# Real Analysis Limits

## Homework Statement

Prove that if f: R->R is an even function, then lim x->0 f(x)=L if and only if lim x->0+ f(x)=L.

## The Attempt at a Solution

So far I have:

If f is an even function f(x)=f(-x) for x in domain of f.

Then I am trying to apply the limit definitions, but am unsure of how to write the proof from here.

Dick
Science Advisor
Homework Helper

## Homework Statement

Prove that if f: R->R is an even function, then lim x->0 f(x)=L if and only if lim x->0+ f(x)=L.

## The Attempt at a Solution

So far I have:

If f is an even function f(x)=f(-x) for x in domain of f.

Then I am trying to apply the limit definitions, but am unsure of how to write the proof from here.

Write down the definition of lim x->0+ f(x)=L. Now change x to -x.
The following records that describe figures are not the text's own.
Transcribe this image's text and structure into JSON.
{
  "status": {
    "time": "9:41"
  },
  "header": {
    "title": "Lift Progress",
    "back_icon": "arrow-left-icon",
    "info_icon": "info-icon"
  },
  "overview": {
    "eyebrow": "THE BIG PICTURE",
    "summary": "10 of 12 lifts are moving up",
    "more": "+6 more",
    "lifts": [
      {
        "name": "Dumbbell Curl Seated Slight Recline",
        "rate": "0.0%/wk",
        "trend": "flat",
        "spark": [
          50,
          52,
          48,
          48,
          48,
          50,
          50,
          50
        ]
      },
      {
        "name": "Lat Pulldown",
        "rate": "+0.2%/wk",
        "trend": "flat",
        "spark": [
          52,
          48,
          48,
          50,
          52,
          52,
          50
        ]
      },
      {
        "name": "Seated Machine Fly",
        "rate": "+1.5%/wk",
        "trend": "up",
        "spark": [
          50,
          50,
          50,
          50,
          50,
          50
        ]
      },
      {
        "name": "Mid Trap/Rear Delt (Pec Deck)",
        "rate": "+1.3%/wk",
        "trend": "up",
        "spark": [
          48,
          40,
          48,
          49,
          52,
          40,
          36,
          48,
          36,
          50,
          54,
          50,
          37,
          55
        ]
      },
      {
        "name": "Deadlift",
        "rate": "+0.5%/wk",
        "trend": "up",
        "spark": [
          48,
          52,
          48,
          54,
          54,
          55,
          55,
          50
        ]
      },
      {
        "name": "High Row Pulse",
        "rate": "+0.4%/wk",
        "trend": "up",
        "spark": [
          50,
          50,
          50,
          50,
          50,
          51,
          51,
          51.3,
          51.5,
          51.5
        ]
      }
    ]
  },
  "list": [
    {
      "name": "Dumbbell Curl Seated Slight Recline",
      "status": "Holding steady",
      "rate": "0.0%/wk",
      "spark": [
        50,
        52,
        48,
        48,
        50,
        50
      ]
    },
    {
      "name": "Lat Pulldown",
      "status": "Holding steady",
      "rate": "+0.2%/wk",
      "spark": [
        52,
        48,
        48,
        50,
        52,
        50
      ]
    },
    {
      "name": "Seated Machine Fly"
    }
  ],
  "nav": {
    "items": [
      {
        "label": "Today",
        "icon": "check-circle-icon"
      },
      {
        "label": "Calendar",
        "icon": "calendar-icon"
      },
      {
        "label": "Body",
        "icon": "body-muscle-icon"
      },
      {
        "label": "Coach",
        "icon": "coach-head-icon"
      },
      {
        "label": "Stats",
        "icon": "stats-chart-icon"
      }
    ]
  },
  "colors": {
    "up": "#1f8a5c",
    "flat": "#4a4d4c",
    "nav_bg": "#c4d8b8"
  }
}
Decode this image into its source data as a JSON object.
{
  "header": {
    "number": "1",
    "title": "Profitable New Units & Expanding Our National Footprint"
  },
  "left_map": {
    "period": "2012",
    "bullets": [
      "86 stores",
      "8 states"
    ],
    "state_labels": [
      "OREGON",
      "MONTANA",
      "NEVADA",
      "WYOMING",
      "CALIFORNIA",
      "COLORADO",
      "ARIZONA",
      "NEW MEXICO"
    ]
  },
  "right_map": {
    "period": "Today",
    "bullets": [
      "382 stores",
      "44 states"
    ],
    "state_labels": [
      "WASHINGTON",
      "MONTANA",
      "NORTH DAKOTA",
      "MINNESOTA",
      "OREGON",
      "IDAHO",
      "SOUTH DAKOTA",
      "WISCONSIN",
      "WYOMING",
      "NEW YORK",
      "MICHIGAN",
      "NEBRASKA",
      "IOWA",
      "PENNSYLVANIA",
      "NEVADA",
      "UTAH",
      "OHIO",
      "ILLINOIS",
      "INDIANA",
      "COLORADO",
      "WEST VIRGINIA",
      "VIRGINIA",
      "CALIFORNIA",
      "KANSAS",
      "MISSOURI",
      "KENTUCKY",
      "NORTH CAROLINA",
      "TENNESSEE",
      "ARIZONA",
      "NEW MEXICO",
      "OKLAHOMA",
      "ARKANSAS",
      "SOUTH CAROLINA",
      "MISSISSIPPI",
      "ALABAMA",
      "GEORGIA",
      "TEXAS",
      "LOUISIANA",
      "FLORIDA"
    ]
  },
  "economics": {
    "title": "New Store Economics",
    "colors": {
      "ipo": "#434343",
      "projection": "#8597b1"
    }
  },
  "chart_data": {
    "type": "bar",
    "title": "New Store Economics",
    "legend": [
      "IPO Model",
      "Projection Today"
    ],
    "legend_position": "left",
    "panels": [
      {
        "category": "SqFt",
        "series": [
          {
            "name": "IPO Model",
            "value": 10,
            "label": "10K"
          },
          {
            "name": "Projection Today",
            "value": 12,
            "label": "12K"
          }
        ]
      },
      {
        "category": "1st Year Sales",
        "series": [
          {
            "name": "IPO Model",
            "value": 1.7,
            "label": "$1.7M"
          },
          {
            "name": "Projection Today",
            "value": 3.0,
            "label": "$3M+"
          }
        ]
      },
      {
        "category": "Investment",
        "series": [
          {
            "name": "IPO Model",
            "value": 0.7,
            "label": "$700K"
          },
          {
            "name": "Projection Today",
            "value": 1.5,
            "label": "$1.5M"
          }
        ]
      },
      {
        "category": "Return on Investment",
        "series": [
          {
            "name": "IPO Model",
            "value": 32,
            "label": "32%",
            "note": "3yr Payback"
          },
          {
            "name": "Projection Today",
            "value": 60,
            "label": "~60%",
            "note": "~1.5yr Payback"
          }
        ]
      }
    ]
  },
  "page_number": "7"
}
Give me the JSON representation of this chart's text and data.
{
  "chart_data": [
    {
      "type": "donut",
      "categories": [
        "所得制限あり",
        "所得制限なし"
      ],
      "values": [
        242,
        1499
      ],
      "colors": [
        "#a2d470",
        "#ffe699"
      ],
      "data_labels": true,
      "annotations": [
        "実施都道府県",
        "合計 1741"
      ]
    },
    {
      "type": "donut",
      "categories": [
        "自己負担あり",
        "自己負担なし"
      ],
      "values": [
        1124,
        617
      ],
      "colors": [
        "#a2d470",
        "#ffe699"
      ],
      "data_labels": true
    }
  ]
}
Doesn't it look like the definition of lim x->0- f(x)=L once you use that f is even?

So lim x->0+ f(x)=L implies there exists a real number L s.t. epsilon>0 there exists delta>0 s.t. lf(x)-Ll<epsilon provided 0<x-a<delta.

Then lim x->0+ f(-x)=L implies that there exists a real number L s.t. epsilon>0 there exists delta>0 s.t. lf(-x)-Ll<epsilon provided 0<x-a<delta.

I have the definitions, but I don't understand the last part of your comment, can you clarify?

Dick
Science Advisor
Homework Helper
So lim x->0+ f(x)=L implies there exists a real number L s.t. epsilon>0 there exists delta>0 s.t. lf(x)-Ll<epsilon provided 0<x-a<delta.

Then lim x->0+ f(-x)=L implies that there exists a real number L s.t. epsilon>0 there exists delta>0 s.t. lf(-x)-Ll<epsilon provided 0<x-a<delta.

I have the definitions, but I don't understand the last part of your comment, can you clarify?

'a' in your problem is 0. 0<x<delta, is the same as -delta<-x<0. What does the definition of lim x->0- f(x)=L look like?

lim x->0- f(x)=L implies that there exists a real number L s.t. epsilon>0 there exists delta>0 s.t. lf(x)-Ll<epsilon provided 0<a-x<delta.

I'm am getting confused with all these definitions though, can you help me organize the argument using the definitions?